「もう、我慢の限界や!ナーガ!ええ加減にせえよ!!!」

 新婚の柔造と蝮夫妻の夜の寝室に、夫の怒号が響いた。


ナーガさんが見てる


 そのような怒号によって、柔造と蝮は各々の布団に正座して向かい合っていた。その間には這うようにした蝮の使い魔、白蛇のナーガが横たわっていた。そうして、フイッフイッと両者の顔を交互に眺めている。

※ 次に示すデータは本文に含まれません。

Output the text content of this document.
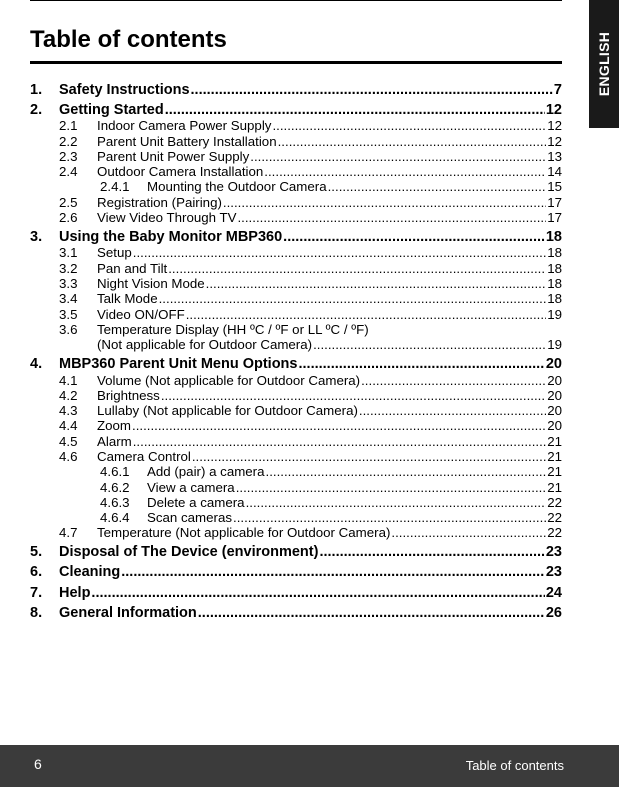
ENGLISH
Table of contents
1.	Safety Instructions .....	7
2.	Getting Started .....	12
2.1	Indoor Camera Power Supply .....	12
2.2	Parent Unit Battery Installation .....	12
2.3	Parent Unit Power Supply .....	13
2.4	Outdoor Camera Installation .....	14
2.4.1	Mounting the Outdoor Camera .....	15
2.5	Registration (Pairing) .....	17
2.6	View Video Through TV .....	17
3.	Using the Baby Monitor MBP360 .....	18
3.1	Setup .....	18
3.2	Pan and Tilt .....	18
3.3	Night Vision Mode .....	18
3.4	Talk Mode .....	18
3.5	Video ON/OFF .....	19
3.6	Temperature Display (HH ºC / ºF or LL ºC / ºF)
(Not applicable for Outdoor Camera) .....	19
4.	MBP360 Parent Unit Menu Options .....	20
4.1	Volume (Not applicable for Outdoor Camera) .....	20
4.2	Brightness .....	20
4.3	Lullaby (Not applicable for Outdoor Camera) .....	20
4.4	Zoom .....	20
4.5	Alarm .....	21
4.6	Camera Control .....	21
4.6.1	Add (pair) a camera .....	21
4.6.2	View a camera .....	21
4.6.3	Delete a camera .....	22
4.6.4	Scan cameras .....	22
4.7	Temperature (Not applicable for Outdoor Camera) .....	22
5.	Disposal of The Device (environment) .....	23
6.	Cleaning .....	23
7.	Help .....	24
8.	General Information .....	26
6	Table of contents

そのナーガを、柔造はびしっと指差して言った。

「なんでこいついっつもおるねん!」
「一緒に寝たいって言うからやって言うてるやん!」
「ほんなら端に居れ!なんでわざわざ俺とお前の間に入ってくんねん!なんでお前のこと抱きしめようとしたら感触が鱗やねん!」

 新婚夫妻とは思えないほど酷い内容だが、事実なので蝮は神妙な顔でそれを聞いていた。柔造も真剣そのものである。馬鹿馬鹿しいとしか言えないのだが。
 ナーガはというと、そう舌鋒を飛ばす柔造の顔をジーッと見詰めて、チロチロと細い舌を出した。

「何やナーガ、なんか言いたいんか!」

 叱責を飛ばしたら、シャッと牙をむかれた。それで柔造は気が付く。いや、前々からうすうす感づいてはいたが、こやつ、と思った。

「そないに俺と蝮のこと邪魔したいんか!」

 それにナーガは「シューッ」と応じた。どうやら正解らしい。ナーガは愛する主である蝮の貞操を守ってきたつもりらしかった。

「ナーガ……」

 蝮が静かに声を出したので、柔造は内心ガッツポーズを繰り出した。蝮に注意されればナーガは絶対従うはずだからだ。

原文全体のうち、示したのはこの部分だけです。